Just as Alterman took great pains to talk about the diversity of opinion in the room with Kerry, Kristof was very solicitous of the young people working for Dean. He didn’t want to see them become as disillusioned as he did when, as a 13-year-old, he campaigned for McGovern. That same caring and nurturing of the politically naïve, colors the NYTimes Sunday Magazine piece on the Dean campaign.
The magazine article spends a lot of time talking about how people supporting Dean are drawn to the campaign because they want to change the world. They’re all fired up by politics because it’s fun! And oh, yeah, boys who like girls meet girls! And they make out! And Geeks who like to code do it for free (oh, now there’s something we didn’t know; hey check this out, writers who like to write sometimes do that for free, too). And people who like to organize and meet other people and motivate them, they get to do that too. For free or for tiny salaries! My God. It’s a movement.
Some of this fascination with the fervor of the Dean campaign is completely legit as Craig Newmark’s reaction demonstrates. Newmark was genuinely interested in the article because it tells him something he finds to be true of the Dean effort.
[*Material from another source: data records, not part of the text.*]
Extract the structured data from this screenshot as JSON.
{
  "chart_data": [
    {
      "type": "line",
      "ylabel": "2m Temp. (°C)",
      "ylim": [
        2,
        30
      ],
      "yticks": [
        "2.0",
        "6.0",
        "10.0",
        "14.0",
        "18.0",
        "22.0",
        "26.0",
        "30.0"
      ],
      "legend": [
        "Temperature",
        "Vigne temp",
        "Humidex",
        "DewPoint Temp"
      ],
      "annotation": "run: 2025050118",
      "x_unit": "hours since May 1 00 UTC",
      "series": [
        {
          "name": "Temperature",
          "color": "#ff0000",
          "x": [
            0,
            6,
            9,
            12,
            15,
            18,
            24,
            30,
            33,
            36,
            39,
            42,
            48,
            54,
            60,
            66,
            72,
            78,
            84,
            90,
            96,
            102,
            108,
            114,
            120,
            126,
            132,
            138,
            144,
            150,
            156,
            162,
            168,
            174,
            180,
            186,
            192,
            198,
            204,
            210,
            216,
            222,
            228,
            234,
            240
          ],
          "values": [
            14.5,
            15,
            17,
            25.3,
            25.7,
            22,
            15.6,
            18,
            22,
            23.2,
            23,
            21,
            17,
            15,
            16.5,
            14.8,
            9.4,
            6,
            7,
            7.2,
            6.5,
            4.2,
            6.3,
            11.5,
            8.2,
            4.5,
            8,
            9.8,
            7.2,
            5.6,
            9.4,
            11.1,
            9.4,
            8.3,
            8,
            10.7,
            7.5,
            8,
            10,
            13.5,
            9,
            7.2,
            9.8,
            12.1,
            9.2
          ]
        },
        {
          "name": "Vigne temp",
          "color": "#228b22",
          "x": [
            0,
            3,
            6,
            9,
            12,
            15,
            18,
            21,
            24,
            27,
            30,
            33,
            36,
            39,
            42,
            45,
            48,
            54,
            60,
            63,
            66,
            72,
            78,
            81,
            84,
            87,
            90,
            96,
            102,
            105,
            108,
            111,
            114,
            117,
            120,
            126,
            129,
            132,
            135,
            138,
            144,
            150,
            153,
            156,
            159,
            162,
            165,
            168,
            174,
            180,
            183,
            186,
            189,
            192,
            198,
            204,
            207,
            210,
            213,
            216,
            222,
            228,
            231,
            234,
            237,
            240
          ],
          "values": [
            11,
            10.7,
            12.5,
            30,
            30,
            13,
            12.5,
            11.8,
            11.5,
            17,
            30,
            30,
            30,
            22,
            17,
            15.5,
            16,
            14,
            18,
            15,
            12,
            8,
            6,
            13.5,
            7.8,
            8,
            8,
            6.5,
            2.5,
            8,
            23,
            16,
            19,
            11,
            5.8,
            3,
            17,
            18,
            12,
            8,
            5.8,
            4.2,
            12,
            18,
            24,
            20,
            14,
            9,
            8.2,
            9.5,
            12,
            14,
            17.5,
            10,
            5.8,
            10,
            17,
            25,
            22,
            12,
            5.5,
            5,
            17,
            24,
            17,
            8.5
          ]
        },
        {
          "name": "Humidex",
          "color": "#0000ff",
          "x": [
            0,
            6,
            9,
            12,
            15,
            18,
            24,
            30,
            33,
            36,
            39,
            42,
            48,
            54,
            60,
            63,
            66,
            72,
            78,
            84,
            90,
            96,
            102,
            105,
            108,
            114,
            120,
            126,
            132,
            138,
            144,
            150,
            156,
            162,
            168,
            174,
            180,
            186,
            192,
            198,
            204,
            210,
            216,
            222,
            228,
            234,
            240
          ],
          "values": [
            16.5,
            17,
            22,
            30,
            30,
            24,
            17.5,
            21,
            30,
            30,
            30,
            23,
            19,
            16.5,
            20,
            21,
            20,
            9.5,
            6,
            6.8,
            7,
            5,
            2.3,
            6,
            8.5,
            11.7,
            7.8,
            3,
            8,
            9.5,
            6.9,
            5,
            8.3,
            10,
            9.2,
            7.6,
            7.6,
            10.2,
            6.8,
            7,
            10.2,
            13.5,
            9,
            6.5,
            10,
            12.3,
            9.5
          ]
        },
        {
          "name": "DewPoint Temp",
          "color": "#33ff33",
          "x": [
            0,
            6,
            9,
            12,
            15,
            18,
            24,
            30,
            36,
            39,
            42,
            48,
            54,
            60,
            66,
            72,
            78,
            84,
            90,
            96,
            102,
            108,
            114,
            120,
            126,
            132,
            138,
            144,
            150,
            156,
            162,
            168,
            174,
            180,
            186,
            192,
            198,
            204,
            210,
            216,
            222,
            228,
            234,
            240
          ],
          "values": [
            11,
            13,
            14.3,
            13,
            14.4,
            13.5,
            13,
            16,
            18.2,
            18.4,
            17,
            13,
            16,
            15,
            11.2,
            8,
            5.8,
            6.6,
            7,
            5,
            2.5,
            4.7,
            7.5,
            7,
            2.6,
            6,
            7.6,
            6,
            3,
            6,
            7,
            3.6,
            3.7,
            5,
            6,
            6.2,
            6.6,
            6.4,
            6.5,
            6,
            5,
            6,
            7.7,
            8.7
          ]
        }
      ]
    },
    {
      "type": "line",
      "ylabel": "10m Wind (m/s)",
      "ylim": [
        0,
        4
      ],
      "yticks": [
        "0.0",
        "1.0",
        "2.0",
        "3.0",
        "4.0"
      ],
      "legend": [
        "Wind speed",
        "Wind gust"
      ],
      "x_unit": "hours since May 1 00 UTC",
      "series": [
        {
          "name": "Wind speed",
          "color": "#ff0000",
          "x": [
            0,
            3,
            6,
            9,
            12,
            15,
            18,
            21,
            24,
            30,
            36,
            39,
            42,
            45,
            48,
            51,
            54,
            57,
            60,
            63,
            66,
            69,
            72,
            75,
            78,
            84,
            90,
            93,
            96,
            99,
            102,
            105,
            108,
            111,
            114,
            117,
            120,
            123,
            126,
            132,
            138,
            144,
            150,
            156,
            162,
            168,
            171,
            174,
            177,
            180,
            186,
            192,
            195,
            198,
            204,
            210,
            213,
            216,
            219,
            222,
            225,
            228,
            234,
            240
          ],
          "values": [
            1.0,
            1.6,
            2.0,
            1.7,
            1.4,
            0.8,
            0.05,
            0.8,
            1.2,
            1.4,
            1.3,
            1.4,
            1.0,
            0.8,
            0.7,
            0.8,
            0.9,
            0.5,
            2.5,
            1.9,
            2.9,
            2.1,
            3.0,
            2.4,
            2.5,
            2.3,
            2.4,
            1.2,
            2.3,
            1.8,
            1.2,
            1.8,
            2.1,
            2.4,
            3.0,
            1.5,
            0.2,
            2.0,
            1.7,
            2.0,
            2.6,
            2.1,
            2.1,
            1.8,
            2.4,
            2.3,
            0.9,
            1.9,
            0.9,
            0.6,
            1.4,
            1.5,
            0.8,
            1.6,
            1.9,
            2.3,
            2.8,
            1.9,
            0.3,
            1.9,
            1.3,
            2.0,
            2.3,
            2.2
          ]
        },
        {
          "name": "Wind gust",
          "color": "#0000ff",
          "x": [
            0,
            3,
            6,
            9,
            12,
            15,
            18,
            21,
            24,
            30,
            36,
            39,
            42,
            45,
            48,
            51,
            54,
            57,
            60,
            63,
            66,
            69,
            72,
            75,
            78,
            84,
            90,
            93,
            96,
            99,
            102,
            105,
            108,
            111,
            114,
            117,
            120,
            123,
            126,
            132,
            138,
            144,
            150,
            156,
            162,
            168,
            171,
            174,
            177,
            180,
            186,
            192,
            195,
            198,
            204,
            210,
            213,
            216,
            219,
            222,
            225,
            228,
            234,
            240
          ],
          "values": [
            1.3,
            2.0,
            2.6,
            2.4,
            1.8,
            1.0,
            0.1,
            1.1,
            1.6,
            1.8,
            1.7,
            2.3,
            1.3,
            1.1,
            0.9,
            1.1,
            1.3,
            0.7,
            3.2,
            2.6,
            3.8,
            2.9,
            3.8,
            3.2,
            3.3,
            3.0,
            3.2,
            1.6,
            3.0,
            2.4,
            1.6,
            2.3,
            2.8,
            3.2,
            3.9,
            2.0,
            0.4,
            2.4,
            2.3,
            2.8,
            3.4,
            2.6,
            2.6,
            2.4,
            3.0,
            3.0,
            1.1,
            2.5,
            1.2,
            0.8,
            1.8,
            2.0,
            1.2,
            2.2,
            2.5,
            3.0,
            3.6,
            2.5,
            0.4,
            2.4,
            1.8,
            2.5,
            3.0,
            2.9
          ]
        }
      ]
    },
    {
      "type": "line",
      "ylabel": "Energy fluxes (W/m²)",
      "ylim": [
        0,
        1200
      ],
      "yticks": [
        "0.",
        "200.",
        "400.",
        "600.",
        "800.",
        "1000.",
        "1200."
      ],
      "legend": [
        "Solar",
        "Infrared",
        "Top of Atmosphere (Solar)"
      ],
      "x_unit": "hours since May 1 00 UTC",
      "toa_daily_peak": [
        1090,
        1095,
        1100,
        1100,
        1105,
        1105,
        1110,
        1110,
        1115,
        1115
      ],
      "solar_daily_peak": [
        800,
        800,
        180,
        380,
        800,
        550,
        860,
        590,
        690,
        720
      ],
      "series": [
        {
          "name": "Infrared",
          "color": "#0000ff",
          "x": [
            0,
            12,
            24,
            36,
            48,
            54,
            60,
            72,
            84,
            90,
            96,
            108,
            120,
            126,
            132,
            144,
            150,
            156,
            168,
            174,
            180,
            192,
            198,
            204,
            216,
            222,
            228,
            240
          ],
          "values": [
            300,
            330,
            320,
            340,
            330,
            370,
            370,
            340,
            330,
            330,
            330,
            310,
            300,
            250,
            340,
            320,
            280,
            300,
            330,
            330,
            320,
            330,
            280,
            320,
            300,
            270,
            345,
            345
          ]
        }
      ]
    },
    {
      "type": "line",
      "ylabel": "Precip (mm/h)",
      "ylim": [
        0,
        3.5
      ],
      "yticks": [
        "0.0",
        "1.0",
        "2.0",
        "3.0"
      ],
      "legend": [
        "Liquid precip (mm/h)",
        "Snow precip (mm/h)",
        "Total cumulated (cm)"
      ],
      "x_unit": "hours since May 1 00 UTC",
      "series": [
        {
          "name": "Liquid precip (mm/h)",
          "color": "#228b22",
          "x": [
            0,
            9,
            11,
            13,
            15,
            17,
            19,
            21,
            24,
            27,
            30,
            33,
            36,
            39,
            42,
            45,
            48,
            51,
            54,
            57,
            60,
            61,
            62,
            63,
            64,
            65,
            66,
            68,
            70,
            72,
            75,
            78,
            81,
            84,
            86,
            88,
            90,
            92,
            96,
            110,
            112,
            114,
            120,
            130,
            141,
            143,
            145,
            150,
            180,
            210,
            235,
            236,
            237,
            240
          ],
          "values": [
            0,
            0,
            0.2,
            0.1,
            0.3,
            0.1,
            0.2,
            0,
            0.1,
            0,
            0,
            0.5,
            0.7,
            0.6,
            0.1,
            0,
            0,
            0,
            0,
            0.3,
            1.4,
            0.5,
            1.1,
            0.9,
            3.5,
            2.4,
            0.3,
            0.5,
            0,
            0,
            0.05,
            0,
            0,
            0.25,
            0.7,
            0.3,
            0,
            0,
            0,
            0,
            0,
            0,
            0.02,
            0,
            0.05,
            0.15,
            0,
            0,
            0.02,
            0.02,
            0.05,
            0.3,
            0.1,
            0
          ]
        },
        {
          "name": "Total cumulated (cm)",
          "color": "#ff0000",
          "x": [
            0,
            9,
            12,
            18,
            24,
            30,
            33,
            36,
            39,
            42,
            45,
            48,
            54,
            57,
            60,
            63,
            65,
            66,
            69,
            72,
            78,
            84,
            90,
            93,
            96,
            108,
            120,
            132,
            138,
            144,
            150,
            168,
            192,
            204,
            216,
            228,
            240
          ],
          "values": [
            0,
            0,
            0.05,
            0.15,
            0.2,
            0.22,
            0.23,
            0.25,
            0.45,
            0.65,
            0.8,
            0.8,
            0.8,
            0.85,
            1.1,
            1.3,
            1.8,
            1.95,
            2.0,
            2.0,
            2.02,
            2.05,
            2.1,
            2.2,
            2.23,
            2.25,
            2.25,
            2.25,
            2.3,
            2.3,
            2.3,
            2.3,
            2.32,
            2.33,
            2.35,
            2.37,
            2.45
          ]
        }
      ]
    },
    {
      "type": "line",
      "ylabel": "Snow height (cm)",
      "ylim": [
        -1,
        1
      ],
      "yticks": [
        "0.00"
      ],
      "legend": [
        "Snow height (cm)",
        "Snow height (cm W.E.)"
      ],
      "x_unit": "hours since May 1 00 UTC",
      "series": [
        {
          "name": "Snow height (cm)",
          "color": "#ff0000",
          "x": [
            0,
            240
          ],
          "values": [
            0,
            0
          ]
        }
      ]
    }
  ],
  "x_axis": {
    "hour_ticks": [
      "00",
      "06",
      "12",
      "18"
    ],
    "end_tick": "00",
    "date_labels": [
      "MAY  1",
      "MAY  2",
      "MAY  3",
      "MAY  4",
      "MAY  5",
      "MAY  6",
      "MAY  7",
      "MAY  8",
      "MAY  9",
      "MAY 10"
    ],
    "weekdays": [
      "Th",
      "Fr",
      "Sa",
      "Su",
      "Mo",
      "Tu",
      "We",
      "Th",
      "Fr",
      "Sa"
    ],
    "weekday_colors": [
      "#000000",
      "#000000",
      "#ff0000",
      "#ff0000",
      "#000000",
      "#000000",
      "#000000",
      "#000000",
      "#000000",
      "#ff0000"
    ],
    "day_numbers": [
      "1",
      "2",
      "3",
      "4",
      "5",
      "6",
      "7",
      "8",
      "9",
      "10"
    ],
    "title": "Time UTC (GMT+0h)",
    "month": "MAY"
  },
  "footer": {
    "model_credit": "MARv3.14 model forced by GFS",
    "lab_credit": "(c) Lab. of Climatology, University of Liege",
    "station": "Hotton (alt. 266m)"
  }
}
But, as Newmark’s reaction also demonstrates, the sort of political activity that Dean’s people are channeling isn’t just technical or web-based. The Times’ dwells on the mechanics of Deanworld – Friendster and meetup are explained in wondrous detail. But the amorphous and evangelical role that the Cluetrain crowd has with many Dean supporters is boiled down – inaccurately – into terminology used by political insiders. They’re described as “consultants.”
As anyone on the web knows, that’s not the role that Doc Searls and Howard Reingold play. But the description, an attempt to get their relationship to the Deanheads into a neat category, pretty much sums up the problem here. Dean is turning people on to politics because he is speaking their language. The Times also dwells for a bit on Dean’s willingness to talk to a local organizer – the Howards for Howard Dean guy – just as if he were a representative from AARP, one of the nation’s more powerful lobbying groups. Yup. Courtesy to less-than-loaded supporters. Now there’s a concept.
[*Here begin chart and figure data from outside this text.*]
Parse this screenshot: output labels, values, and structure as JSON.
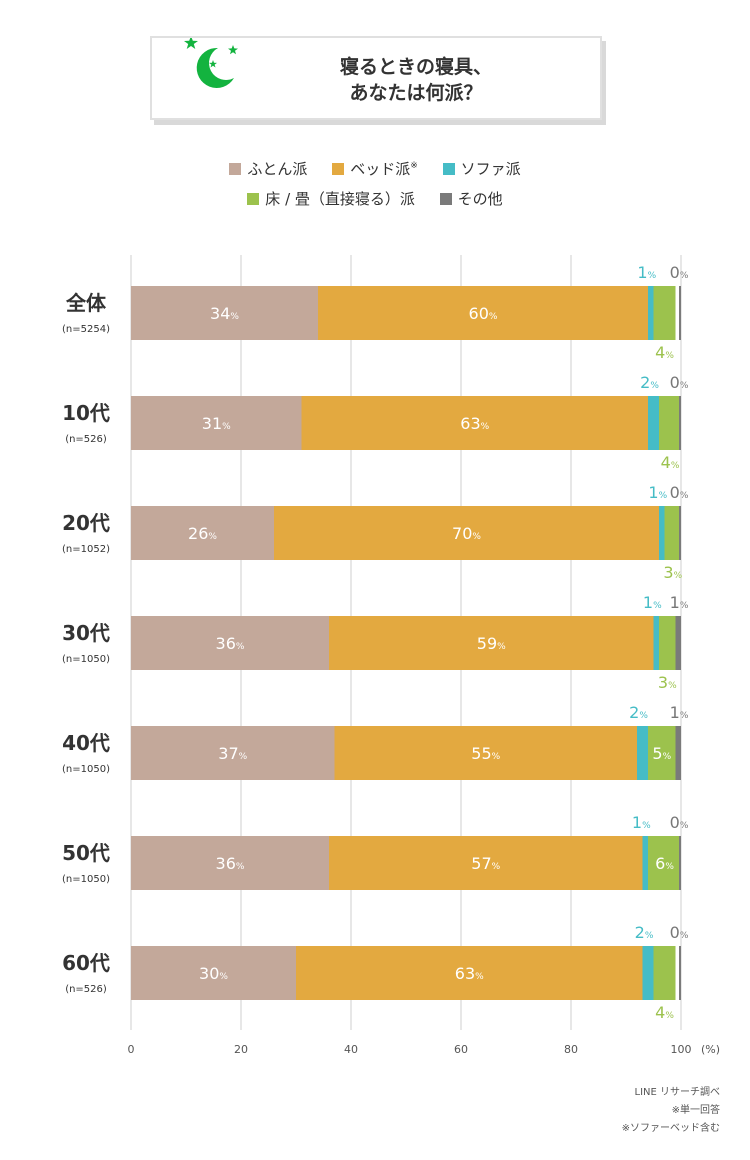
{
  "title": {
    "line1": "寝るときの寝具、",
    "line2": "あなたは何派？"
  },
  "colors": {
    "futon": "#c3a89a",
    "bed": "#e3a940",
    "sofa": "#45bcc6",
    "floor": "#9cc24d",
    "other": "#7a7a7a",
    "grid": "#cfcfcf",
    "icon": "#13b33f"
  },
  "legend": {
    "futon": "ふとん派",
    "bed": "ベッド派",
    "bed_mark": "※",
    "sofa": "ソファ派",
    "floor": "床 / 畳（直接寝る）派",
    "other": "その他"
  },
  "chart_data": {
    "type": "bar",
    "orientation": "horizontal",
    "stacked": true,
    "xlim": [
      0,
      100
    ],
    "xticks": [
      "0",
      "20",
      "40",
      "60",
      "80",
      "100"
    ],
    "xunit": "(%)",
    "unit_suffix": "%",
    "categories": [
      {
        "label": "全体",
        "n": "(n=5254)"
      },
      {
        "label": "10代",
        "n": "(n=526)"
      },
      {
        "label": "20代",
        "n": "(n=1052)"
      },
      {
        "label": "30代",
        "n": "(n=1050)"
      },
      {
        "label": "40代",
        "n": "(n=1050)"
      },
      {
        "label": "50代",
        "n": "(n=1050)"
      },
      {
        "label": "60代",
        "n": "(n=526)"
      }
    ],
    "series": [
      {
        "name": "ふとん派",
        "key": "futon",
        "values": [
          34,
          31,
          26,
          36,
          37,
          36,
          30
        ]
      },
      {
        "name": "ベッド派",
        "key": "bed",
        "values": [
          60,
          63,
          70,
          59,
          55,
          57,
          63
        ]
      },
      {
        "name": "ソファ派",
        "key": "sofa",
        "values": [
          1,
          2,
          1,
          1,
          2,
          1,
          2
        ]
      },
      {
        "name": "床 / 畳（直接寝る）派",
        "key": "floor",
        "values": [
          4,
          4,
          3,
          3,
          5,
          6,
          4
        ]
      },
      {
        "name": "その他",
        "key": "other",
        "values": [
          0,
          0,
          0,
          1,
          1,
          0,
          0
        ]
      }
    ],
    "floor_label_inside": [
      false,
      false,
      false,
      false,
      true,
      true,
      false
    ]
  },
  "source": {
    "line1": "LINE リサーチ調べ",
    "line2": "※単一回答",
    "line3": "※ソファーベッド含む"
  }
}
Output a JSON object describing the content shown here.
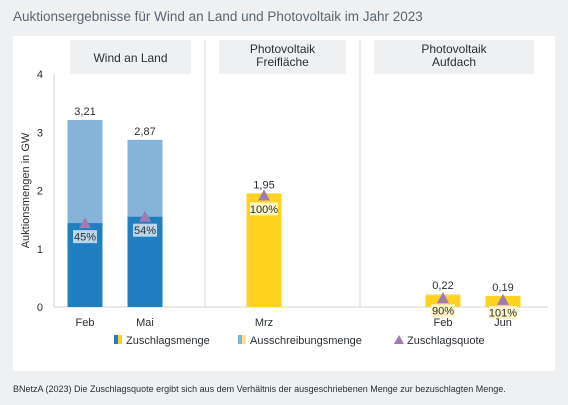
{
  "title": "Auktionsergebnisse für Wind an Land und Photovoltaik im Jahr 2023",
  "footnote": "BNetzA (2023) Die Zuschlagsquote ergibt sich aus dem Verhältnis der ausgeschriebenen Menge zur bezuschlagten Menge.",
  "colors": {
    "wind_award": "#1f7fc1",
    "wind_tender": "#86b4d9",
    "pv_award": "#ffd21f",
    "pv_tender": "#ffe48a",
    "quota_marker": "#9e7cb0"
  },
  "chart_data": {
    "type": "bar",
    "ylabel": "Auktionsmengen in GW",
    "ylim": [
      0,
      4
    ],
    "yticks": [
      "0",
      "1",
      "2",
      "3",
      "4"
    ],
    "groups": [
      {
        "label": "Wind an Land",
        "bars": [
          {
            "x": "Feb",
            "tender": 3.21,
            "tender_label": "3,21",
            "award": 1.44,
            "quota_pct": 45,
            "quota_label": "45%",
            "tech": "wind"
          },
          {
            "x": "Mai",
            "tender": 2.87,
            "tender_label": "2,87",
            "award": 1.55,
            "quota_pct": 54,
            "quota_label": "54%",
            "tech": "wind"
          }
        ]
      },
      {
        "label": "Photovoltaik\nFreifläche",
        "bars": [
          {
            "x": "Mrz",
            "tender": 1.95,
            "tender_label": "1,95",
            "award": 1.95,
            "quota_pct": 100,
            "quota_label": "100%",
            "tech": "pv"
          }
        ]
      },
      {
        "label": "Photovoltaik\nAufdach",
        "bars": [
          {
            "x": "Feb",
            "tender": 0.22,
            "tender_label": "0,22",
            "award": 0.2,
            "quota_pct": 90,
            "quota_label": "90%",
            "tech": "pv"
          },
          {
            "x": "Jun",
            "tender": 0.19,
            "tender_label": "0,19",
            "award": 0.19,
            "quota_pct": 101,
            "quota_label": "101%",
            "tech": "pv"
          }
        ]
      }
    ],
    "legend": [
      {
        "label": "Zuschlagsmenge",
        "kind": "award"
      },
      {
        "label": "Ausschreibungsmenge",
        "kind": "tender"
      },
      {
        "label": "Zuschlagsquote",
        "kind": "quota"
      }
    ]
  }
}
That’s not the language of the Manhattan dinner party – and please, tell me, does anyone think Al Franken is funny? Really? – of political insiders or the jaded columnists. Dean is speaking about change and despite all the talk by guys like Kristof about anger, Dean’s supporters seem to think he’s offering hope.
And, as hard as it is for many Democrats to believe, the hope he offers envisions a world that has little to do with their established ways of doing things. That’s what’s so frustrating about reading campaign coverage: it fails to understand that people outside the media are sick to the core of their beings about politics as it’s being practiced by both Democrats and Republicans. They want change. And they want it soon.